The Limitations of Climate Models
May 20, 2002
The General Circulation Models and Global Climate Models (GCMs) that world leaders are using to make critical decisions regarding global climate change are limited in important ways, including the inability to reproduce important atmospheric phenomena, and accurately represent complex natural interconnections.
Because of these and other limitations, GCMs simply cannot reliably reproduce climate systems, say experts.
- In addition, the data used to determine global average temperature is measured by three different instruments -- ground-based thermometers, weather balloons and global satellite observations -- with each system covering a slightly different range of the earth's atmosphere and providing conflicting results.
- For instance, both the global satellite network and weather balloon observations show a modest cooling trend during the past 25 years, the ground-based thermometers show a modest warming of approximately 0.13 degrees Celsius per decade.

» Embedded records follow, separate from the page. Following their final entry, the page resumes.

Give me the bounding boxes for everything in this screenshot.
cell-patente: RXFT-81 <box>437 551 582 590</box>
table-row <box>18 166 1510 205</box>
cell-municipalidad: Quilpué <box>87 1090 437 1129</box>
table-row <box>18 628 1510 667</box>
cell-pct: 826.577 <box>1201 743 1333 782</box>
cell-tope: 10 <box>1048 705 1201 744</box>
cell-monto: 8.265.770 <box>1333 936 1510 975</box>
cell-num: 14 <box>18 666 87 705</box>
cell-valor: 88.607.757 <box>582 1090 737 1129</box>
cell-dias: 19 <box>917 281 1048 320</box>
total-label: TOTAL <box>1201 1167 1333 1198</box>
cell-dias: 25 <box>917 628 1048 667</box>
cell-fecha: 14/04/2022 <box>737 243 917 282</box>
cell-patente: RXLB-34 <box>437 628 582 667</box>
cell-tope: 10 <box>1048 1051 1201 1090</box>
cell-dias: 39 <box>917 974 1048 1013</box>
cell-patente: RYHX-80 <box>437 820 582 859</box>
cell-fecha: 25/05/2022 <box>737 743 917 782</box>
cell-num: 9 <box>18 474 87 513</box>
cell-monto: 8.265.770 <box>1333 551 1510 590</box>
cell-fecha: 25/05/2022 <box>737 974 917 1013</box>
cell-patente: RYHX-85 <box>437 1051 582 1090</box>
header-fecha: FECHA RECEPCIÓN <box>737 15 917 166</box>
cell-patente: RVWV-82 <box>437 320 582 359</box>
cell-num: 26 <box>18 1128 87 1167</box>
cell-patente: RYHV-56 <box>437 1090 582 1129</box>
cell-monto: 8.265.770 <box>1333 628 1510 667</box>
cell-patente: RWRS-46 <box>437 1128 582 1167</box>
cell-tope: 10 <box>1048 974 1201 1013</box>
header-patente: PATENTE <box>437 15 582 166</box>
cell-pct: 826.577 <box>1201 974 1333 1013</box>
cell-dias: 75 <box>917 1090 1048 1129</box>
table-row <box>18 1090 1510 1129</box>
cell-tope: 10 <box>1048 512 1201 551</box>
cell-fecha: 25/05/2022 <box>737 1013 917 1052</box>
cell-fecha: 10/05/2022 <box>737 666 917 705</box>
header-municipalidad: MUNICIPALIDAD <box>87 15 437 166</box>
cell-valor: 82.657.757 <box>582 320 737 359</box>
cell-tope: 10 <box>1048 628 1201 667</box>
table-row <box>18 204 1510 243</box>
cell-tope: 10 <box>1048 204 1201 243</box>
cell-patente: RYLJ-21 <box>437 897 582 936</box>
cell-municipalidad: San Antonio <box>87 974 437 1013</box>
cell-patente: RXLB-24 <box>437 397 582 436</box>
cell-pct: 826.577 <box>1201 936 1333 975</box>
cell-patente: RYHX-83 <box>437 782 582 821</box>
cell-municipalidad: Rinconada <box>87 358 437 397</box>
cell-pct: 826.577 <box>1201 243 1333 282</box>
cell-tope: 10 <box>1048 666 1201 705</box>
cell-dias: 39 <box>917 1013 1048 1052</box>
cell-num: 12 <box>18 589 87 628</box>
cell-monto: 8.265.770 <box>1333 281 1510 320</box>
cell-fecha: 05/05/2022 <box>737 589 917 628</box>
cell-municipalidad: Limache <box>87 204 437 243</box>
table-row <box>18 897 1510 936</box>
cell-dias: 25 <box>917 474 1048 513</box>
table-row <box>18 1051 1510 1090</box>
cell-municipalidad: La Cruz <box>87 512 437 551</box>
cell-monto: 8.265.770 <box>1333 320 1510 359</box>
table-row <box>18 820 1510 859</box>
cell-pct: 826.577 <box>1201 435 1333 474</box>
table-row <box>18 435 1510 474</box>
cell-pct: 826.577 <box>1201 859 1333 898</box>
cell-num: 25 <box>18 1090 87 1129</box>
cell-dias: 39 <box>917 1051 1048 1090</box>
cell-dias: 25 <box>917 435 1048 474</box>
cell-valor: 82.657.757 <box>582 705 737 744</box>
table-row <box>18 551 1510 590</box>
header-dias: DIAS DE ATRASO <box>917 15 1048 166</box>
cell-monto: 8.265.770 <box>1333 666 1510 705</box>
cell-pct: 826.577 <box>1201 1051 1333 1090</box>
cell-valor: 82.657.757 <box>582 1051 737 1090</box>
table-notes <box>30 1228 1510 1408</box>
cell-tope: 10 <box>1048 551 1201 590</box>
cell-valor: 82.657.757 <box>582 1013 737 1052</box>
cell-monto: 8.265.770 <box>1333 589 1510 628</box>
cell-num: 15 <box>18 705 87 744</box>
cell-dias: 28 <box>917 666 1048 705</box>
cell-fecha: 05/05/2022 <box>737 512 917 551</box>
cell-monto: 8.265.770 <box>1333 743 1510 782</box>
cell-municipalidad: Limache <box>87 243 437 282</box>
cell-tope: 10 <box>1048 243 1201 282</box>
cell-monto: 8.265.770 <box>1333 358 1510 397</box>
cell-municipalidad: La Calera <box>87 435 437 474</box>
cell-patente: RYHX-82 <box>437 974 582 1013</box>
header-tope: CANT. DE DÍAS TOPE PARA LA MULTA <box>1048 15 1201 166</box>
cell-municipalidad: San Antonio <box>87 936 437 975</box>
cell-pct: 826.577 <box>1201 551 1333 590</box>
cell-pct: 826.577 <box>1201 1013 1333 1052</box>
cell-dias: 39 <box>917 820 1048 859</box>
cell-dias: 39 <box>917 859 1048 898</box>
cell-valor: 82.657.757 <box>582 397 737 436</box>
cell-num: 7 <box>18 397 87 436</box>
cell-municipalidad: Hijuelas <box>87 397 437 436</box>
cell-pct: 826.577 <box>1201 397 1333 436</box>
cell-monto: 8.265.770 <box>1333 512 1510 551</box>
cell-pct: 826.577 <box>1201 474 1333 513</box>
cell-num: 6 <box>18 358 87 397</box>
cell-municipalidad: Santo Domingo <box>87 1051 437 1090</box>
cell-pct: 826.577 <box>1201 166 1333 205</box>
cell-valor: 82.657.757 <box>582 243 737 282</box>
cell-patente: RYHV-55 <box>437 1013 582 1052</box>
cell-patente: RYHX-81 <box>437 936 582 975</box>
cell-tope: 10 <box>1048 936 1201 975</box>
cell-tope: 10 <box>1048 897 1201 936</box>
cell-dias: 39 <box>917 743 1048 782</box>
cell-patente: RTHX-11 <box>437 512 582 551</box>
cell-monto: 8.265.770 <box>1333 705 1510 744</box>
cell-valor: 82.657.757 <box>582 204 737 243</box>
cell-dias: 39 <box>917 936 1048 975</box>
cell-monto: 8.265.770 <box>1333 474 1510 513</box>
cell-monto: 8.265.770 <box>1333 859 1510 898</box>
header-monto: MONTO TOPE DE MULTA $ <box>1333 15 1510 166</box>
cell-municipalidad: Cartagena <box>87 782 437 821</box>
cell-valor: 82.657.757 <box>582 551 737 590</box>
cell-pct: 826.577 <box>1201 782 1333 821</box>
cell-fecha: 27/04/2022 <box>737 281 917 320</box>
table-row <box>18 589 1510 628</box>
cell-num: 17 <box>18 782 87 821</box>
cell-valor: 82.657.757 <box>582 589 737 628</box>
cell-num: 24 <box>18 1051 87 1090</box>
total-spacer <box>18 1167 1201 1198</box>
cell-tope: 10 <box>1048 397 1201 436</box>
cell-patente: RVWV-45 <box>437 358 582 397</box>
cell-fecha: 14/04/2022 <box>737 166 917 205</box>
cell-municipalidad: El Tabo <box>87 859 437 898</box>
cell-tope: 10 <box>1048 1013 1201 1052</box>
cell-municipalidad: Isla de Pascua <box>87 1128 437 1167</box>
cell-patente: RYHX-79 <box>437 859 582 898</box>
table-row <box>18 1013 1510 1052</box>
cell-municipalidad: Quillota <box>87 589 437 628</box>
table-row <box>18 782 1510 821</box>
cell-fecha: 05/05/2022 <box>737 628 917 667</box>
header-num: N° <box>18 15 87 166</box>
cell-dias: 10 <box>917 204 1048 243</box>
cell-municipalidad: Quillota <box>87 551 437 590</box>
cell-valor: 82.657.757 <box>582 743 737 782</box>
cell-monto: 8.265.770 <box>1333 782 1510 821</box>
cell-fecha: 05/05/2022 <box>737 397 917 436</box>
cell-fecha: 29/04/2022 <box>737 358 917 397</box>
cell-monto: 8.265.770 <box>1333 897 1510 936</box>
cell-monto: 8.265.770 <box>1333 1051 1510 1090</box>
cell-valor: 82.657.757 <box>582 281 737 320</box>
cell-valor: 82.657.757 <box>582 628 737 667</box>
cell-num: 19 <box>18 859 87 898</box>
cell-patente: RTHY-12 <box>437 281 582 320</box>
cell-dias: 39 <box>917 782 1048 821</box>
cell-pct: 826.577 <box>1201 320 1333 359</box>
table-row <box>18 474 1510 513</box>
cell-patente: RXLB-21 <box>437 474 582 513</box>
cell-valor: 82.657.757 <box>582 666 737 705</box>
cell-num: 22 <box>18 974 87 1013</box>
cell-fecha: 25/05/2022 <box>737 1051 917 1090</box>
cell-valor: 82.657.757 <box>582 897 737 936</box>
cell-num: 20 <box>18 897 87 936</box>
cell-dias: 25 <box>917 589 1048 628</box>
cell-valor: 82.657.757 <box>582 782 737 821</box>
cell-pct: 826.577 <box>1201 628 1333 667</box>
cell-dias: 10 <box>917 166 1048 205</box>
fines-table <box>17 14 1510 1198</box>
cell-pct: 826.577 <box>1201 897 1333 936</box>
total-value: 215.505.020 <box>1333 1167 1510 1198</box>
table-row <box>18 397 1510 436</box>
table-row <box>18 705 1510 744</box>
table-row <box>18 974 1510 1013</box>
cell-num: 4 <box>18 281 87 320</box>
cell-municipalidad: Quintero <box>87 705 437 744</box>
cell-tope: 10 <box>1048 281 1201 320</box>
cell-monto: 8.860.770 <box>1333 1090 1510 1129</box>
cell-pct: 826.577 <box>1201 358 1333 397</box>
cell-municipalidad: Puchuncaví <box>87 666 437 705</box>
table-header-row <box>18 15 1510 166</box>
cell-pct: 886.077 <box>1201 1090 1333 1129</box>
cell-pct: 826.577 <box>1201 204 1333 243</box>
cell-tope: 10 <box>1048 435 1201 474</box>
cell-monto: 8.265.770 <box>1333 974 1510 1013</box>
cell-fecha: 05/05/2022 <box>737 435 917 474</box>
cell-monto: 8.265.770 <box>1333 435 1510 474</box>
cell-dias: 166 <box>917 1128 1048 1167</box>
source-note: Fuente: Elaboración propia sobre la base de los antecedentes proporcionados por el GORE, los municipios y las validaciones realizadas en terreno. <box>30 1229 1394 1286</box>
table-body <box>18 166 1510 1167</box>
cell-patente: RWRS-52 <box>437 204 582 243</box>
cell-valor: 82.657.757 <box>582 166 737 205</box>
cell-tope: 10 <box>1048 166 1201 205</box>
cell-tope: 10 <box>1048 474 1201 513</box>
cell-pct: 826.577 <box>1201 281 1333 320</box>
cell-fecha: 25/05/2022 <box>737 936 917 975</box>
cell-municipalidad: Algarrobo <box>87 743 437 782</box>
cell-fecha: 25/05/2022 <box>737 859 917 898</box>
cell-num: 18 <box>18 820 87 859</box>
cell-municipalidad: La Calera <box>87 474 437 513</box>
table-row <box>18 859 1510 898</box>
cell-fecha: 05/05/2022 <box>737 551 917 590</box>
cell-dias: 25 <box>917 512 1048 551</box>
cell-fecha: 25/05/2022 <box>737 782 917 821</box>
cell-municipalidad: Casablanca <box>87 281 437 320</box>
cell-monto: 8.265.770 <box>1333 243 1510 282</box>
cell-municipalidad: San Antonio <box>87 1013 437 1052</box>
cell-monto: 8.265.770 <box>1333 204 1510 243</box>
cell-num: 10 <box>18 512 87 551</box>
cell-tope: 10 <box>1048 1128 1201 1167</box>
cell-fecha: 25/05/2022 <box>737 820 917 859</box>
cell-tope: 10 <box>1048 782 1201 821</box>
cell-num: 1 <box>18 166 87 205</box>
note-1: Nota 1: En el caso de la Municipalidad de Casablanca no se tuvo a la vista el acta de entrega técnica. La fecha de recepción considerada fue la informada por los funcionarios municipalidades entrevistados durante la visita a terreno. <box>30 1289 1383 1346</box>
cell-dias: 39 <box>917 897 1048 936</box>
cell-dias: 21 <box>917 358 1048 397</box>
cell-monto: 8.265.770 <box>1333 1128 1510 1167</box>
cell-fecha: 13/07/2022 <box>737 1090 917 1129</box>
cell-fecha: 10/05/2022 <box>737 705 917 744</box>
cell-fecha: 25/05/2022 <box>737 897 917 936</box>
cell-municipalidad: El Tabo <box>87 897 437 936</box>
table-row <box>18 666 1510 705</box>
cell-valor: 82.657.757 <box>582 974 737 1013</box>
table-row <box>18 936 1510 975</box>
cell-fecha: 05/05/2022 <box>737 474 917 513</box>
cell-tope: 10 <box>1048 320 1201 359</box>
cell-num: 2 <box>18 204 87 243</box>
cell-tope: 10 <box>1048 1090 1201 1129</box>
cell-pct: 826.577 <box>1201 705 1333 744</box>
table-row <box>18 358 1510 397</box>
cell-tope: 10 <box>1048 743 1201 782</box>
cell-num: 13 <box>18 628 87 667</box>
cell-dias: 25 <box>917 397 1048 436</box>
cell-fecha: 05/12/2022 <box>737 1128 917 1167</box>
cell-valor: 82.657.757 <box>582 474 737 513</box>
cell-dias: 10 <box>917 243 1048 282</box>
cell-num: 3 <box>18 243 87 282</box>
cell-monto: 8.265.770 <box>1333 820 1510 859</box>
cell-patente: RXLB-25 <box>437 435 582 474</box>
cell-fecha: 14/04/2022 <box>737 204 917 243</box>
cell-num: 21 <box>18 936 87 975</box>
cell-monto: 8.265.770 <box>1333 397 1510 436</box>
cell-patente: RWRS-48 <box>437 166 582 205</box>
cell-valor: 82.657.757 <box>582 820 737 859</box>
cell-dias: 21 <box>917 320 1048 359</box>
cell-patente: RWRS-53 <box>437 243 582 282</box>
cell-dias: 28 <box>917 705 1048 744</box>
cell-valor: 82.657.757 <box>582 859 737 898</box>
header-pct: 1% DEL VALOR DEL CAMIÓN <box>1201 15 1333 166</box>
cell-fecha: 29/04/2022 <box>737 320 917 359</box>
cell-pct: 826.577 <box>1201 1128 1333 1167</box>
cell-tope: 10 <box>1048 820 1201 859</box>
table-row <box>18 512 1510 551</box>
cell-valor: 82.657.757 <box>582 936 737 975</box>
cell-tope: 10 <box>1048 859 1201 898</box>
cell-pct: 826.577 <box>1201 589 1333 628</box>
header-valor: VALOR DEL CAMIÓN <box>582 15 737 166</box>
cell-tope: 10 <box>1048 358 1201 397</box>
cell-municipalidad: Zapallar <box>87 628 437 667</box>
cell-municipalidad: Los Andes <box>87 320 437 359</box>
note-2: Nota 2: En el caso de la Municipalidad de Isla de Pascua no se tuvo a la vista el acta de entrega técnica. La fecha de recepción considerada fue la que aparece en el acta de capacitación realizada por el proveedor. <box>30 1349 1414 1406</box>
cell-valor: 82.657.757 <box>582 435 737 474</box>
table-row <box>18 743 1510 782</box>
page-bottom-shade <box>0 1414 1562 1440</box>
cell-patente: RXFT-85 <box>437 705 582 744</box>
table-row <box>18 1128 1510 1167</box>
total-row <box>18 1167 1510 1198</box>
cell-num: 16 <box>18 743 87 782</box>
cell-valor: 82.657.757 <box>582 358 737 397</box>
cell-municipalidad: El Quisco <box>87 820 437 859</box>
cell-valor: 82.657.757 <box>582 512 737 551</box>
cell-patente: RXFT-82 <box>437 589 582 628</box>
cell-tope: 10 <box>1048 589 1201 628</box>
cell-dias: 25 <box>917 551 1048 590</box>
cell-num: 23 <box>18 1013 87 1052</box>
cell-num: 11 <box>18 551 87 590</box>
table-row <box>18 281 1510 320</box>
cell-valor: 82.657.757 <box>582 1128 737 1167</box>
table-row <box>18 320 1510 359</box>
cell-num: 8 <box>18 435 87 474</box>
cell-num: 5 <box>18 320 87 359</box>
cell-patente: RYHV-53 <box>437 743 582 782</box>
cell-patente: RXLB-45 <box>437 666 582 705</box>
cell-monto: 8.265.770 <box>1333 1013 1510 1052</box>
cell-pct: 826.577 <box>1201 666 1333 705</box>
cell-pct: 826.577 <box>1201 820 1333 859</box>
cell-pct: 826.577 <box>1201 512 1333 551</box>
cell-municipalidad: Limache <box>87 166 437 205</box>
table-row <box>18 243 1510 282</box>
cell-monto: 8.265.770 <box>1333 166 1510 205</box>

- The GCMs show global temperatures rising across all levels of the atmosphere; but the lowest predicted global temperature measurement of the GCMs is nearly three times more than the temperature rise measured by ground-based thermometers reflected in reality. [See figure.]
- Furthermore, the GCMs do not reflect the temperature differences or the direction of temperature change within various levels of the atmosphere, nor do they show the actual amount of temperature change.
While GCMs cannot be expected to simulate future weather, they should be able to accurately depict the earth's present climate and vitality. Since they cannot, GCM predictions of climate change are statistical exercises with little bearing on reality.
Source: David R. Legates (Director Center for Climatic Research University of Delaware Newark and NCPA adjunct scholar), "Limitations of Climate Models as Predictors of Climate Change," Brief Analysis No. 396, May 17, 2002, NCPA.